MADRID (Reuters) - The demographic shift in Britain three years after its decision to leave the European Union could tip the scales in favor of remaining should a second referendum be held, Spain’s Foreign Minister Josep Borrell said on Wednesday.
Britain voted by a narrow margin in June 2016 to leave the EU but parliament has been unable to agree on how this will be managed, prompting calls for a second referendum.
Spain is particularly affected as nearly 300,000 British people live in Spain, many of whom are pensioners living in coastal regions, while the Spanish economy depends heavily on tourism with Britons being the most numerous foreign visitors.

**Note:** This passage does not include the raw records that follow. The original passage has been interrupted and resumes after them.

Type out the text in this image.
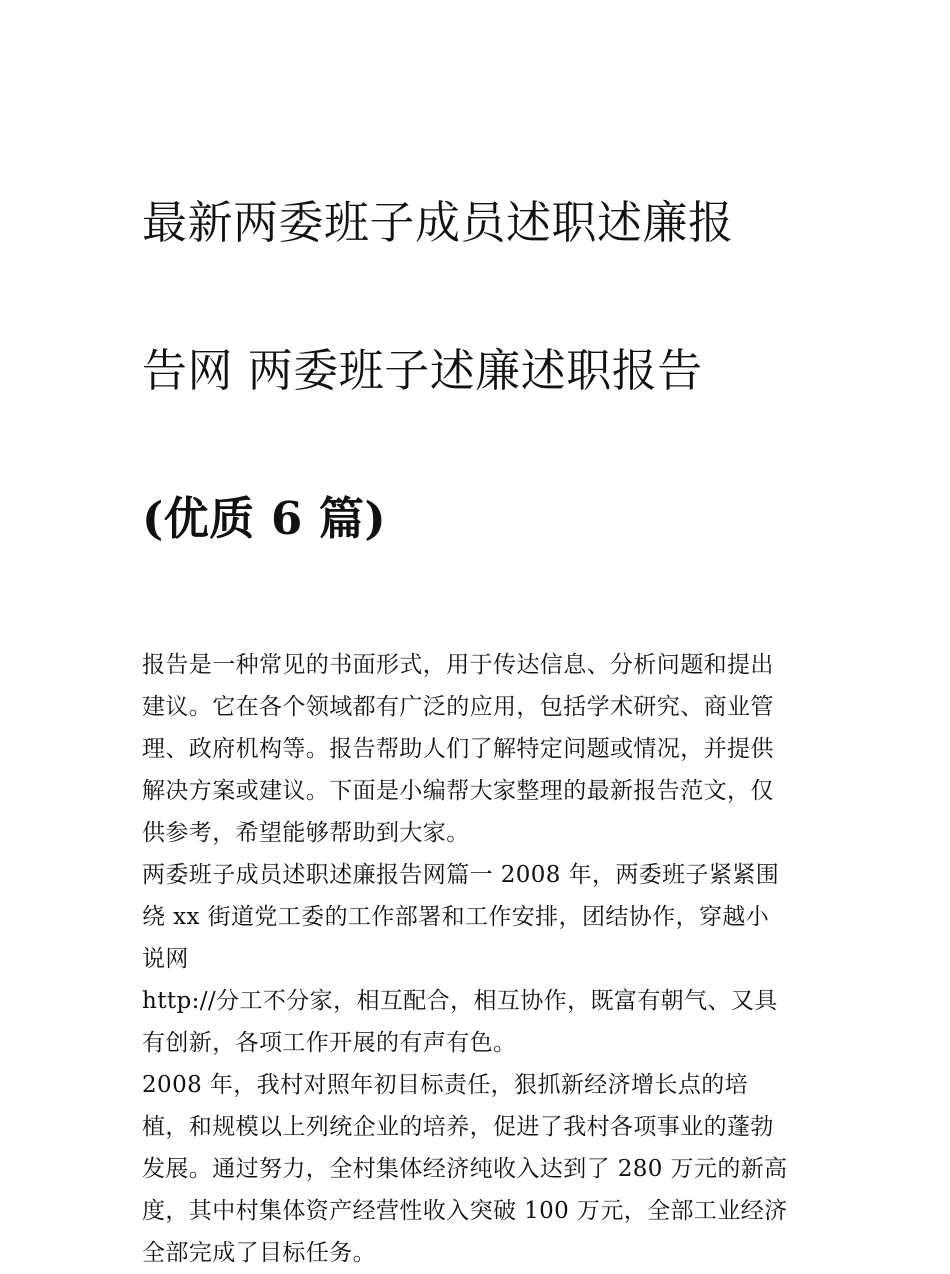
最新两委班子成员述职述廉报

告网 两委班子述廉述职报告

(优质 6 篇)

报告是一种常见的书面形式，用于传达信息、分析问题和提出
建议。它在各个领域都有广泛的应用，包括学术研究、商业管
理、政府机构等。报告帮助人们了解特定问题或情况，并提供
解决方案或建议。下面是小编帮大家整理的最新报告范文，仅
供参考，希望能够帮助到大家。

两委班子成员述职述廉报告网篇一 2008 年，两委班子紧紧围
绕 xx 街道党工委的工作部署和工作安排，团结协作，穿越小
说网

http://分工不分家，相互配合，相互协作，既富有朝气、又具
有创新，各项工作开展的有声有色。

2008 年，我村对照年初目标责任，狠抓新经济增长点的培
植，和规模以上列统企业的培养，促进了我村各项事业的蓬勃
发展。通过努力，全村集体经济纯收入达到了 280 万元的新高
度，其中村集体资产经营性收入突破 100 万元，全部工业经济
全部完成了目标任务。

Borrell said another referendum did not guarantee a different outcome. But a rise in the number of eligible young voters, who tended to vote remain, and a fall in the number of older voters, more likely to choose Brexit, could tip the balance, he said.
“It’s true that, with young people in favor of remaining and older people leaving, just through the passing of these three years, with the demographic dynamics as they are, I’m sure the result would be different,” Borrell told Telecinco TV.
European Union leaders are expected to grant Prime Minister Theresa May a second delay to Brexit at an emergency meeting on Wednesday ahead of the latest deadline of Friday, with EU diplomats saying a year-long extension was likely.